Today was my second 10k “race”. As in “race to my own death by either vehicular manslaughter or a heart attack.”
I admit, I’m a big fat wuss – typically I walk/run on the treadmill in the comfort of our basement. No bugs, no intense heat, no freezing cold, and the ability to take potty breaks as needed. And my hair doesn't get messed up. Ideal training conditions for me, but not for running road races and it was definitely evident today.
The last one I did back in April had 25,000 participants, and I guess due to the amount of runners/walkers the police blocked off streets to all traffic. This was lovely because as I discovered, it was very difficult to maneuver around a kajillion people in the first 2 miles of the course as it was so I can’t even imagine how hard it would’ve been if we’d been limited to one lane of traffic.
Today’s race was different – limited to 1,500 entrants, most of them hard-core runners that belong to the city running club. So the police, in all of their wisdom, closed off one lane on some streets and NO LANES on other streets. At one point, I was literally running on the white line (because there was no shoulder of the road and huge 10-foot tall hedges) and praying for my life as cars went whizzing past me, including quite a few octogenarians driving to church with their battle-scarred cars with suspicious looking dents and stains on them. One jackass trying to turn out of a side street literally came within inches of hitting me, right in front of a police officer who smiled at me and said, “Don’t worry, honey, I won’t let anyone hit you.” Yeah, obviously she was doing a stellar job. I finished that section of the course in record time, needless to say. I don’t think I have ever been that scared in my life.
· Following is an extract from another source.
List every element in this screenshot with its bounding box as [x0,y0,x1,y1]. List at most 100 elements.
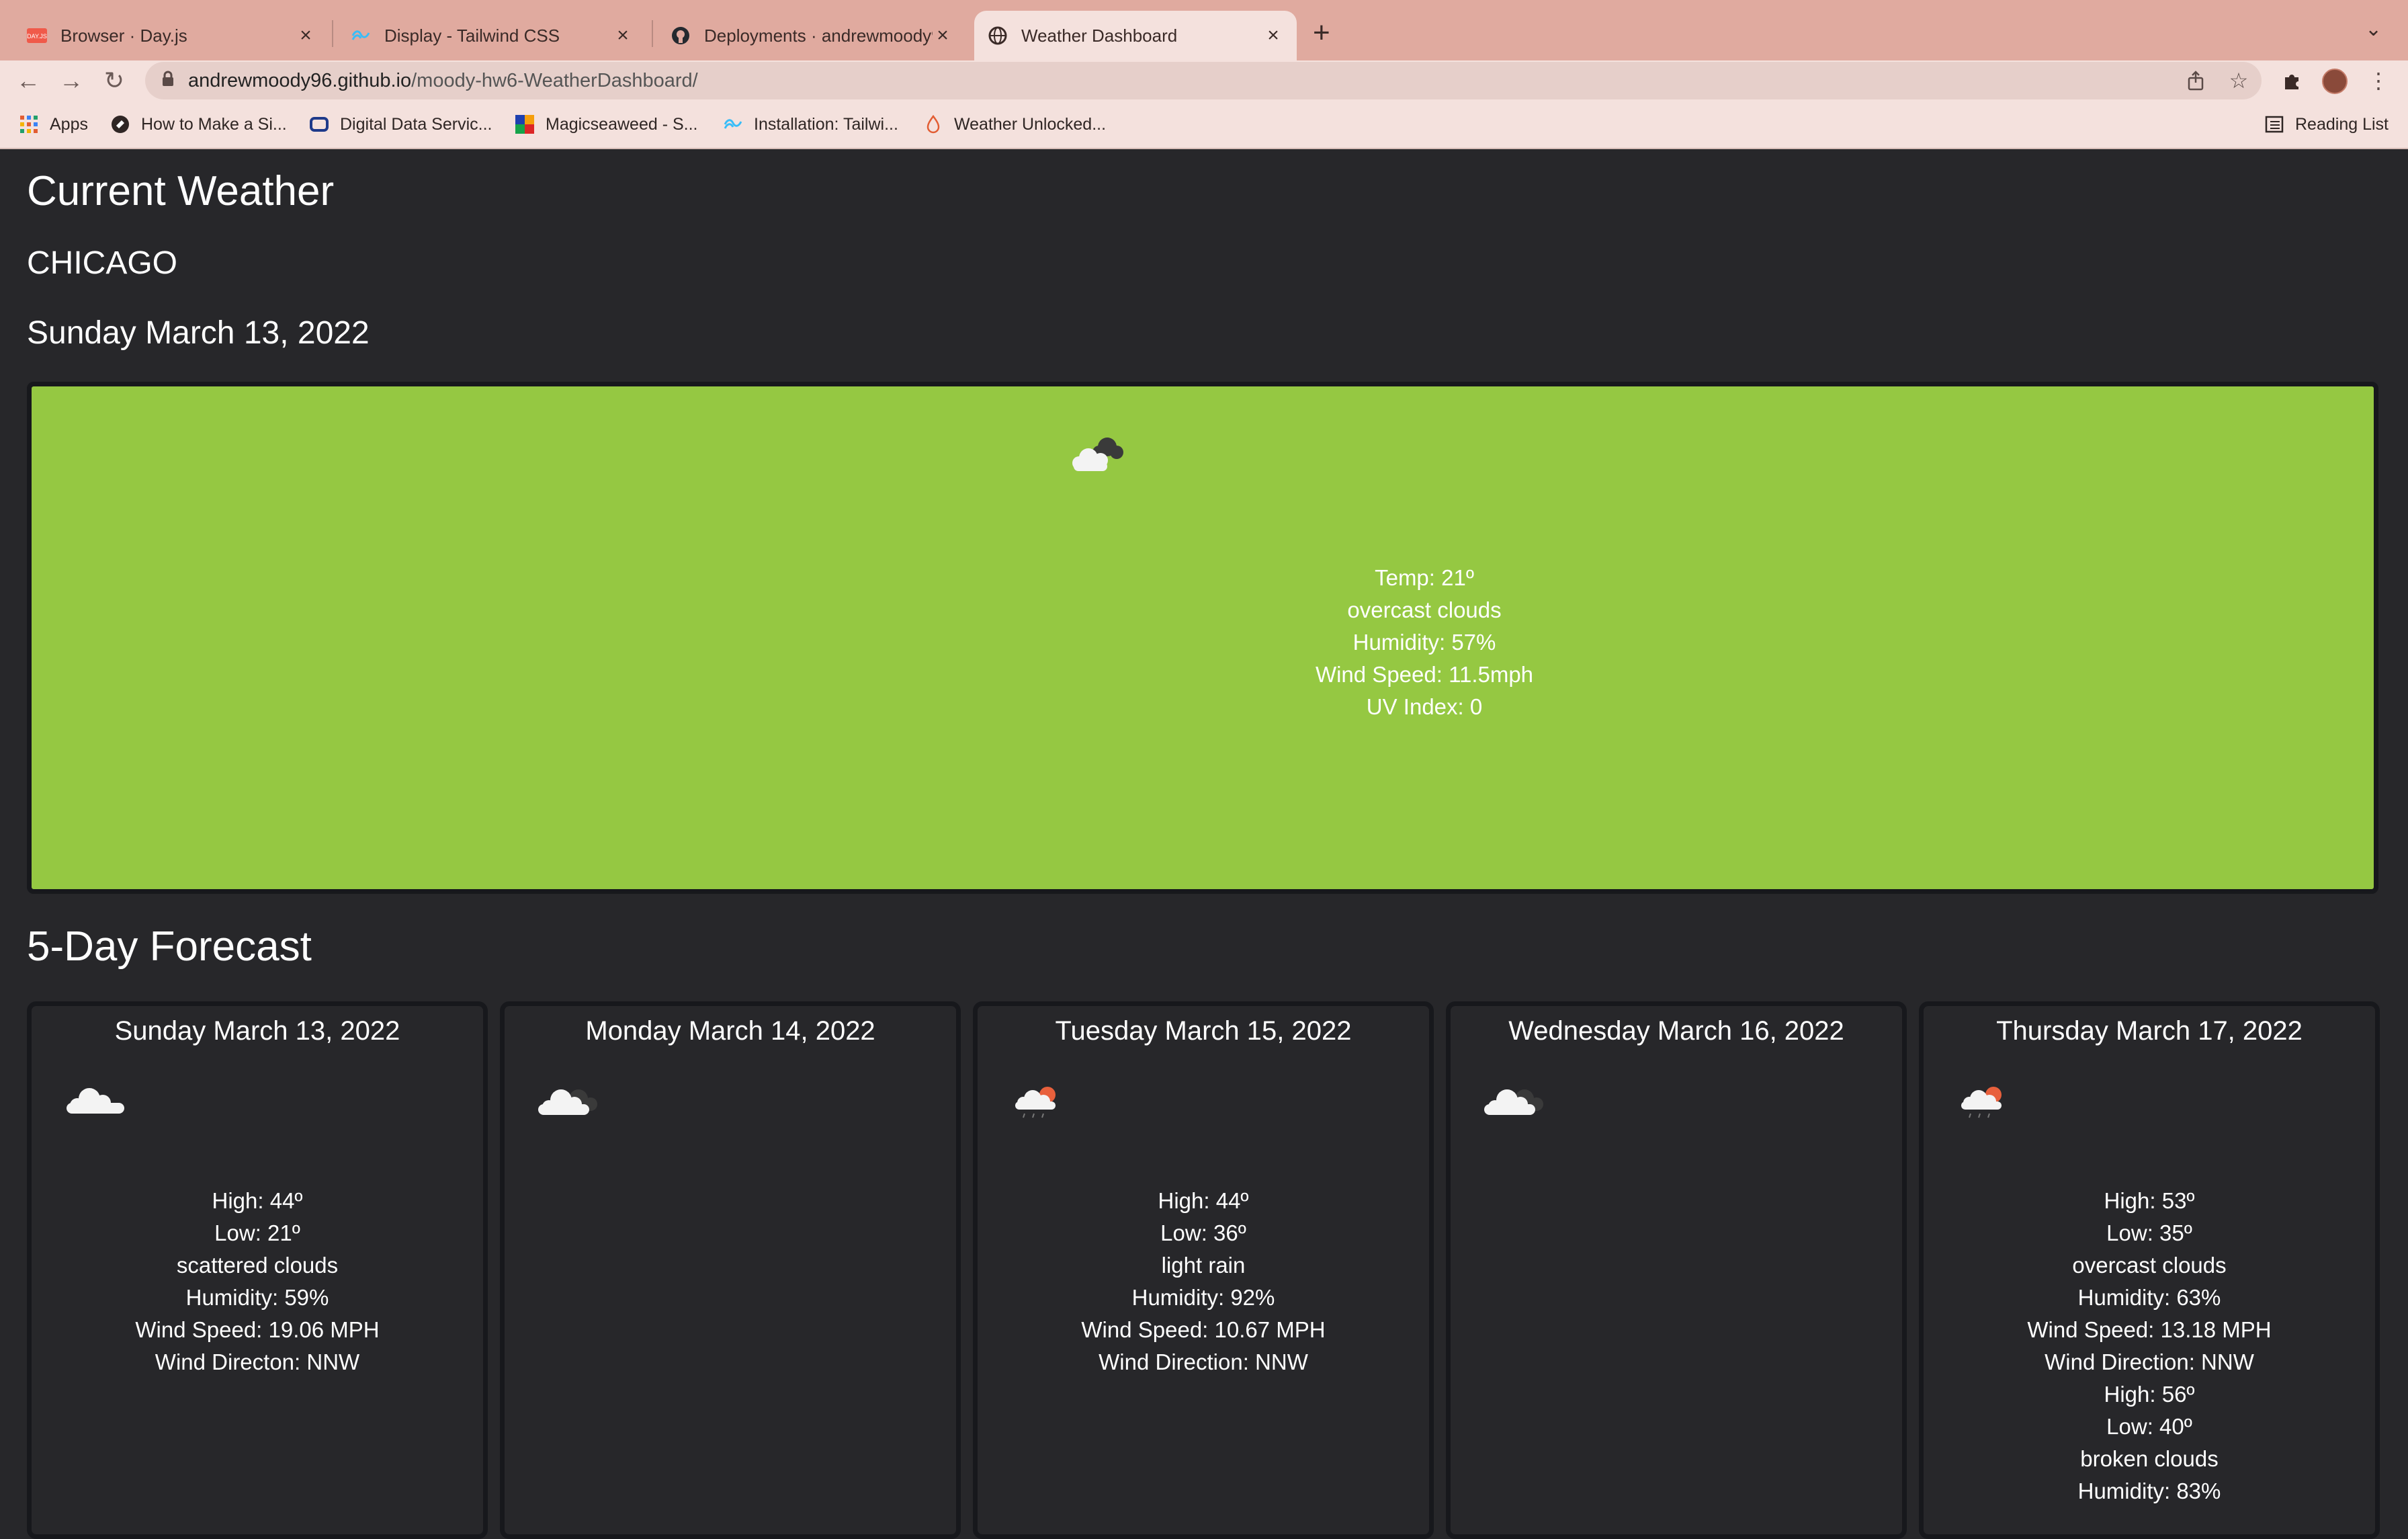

Long story short, I shaved 9 minutes off of my last race and honestly didn’t even prepare for this at all. As of Thursday, I wasn’t even sure that I was going to do it at all – I had almost talked myself out of it but one of the girls I work with who is a former fitness trainer told me that I should go ahead and at least try to walk the course. I jogged about 1/3 and walked the other 2/3, splitting it up fairly evenly. I ran the last ½ mile, with all of the cheering fans there it was like a huge endorphin boost and helped me get through the exhaustion and to the finish line in a personal best time for myself.
I am obnoxiously proud of myself for sticking to actually doing it, but also relieved that it is over. I told Joey that it was honestly one of the scariest things I’ve ever done in my life in terms of it not being the controlled race environment I’d experienced in my first race. But this also might be a good thing in that I will do a better job researching the course before I sign up for future races. There is an 8K coming up in September that I desperately want to do and I know that one will be well-organized and no traffic issues either. Sign me up now!
I am sore to the point that I have been useless all afternoon even with an overdose of Motrin. The sweetest part was finding my boys after the race, when Monkey Man asked me if I won the race. "Yes, sweetie, I did - because I finished. And didn't get run over by a car."
Oh, and did I mention the horribly cute outfit I bought myself for the race? Lilac top, black shorts, black hat, and of course my good old faithful Adidas shoes. I might not have been the fastest person, but damn did I look good. Isn’t that what matters?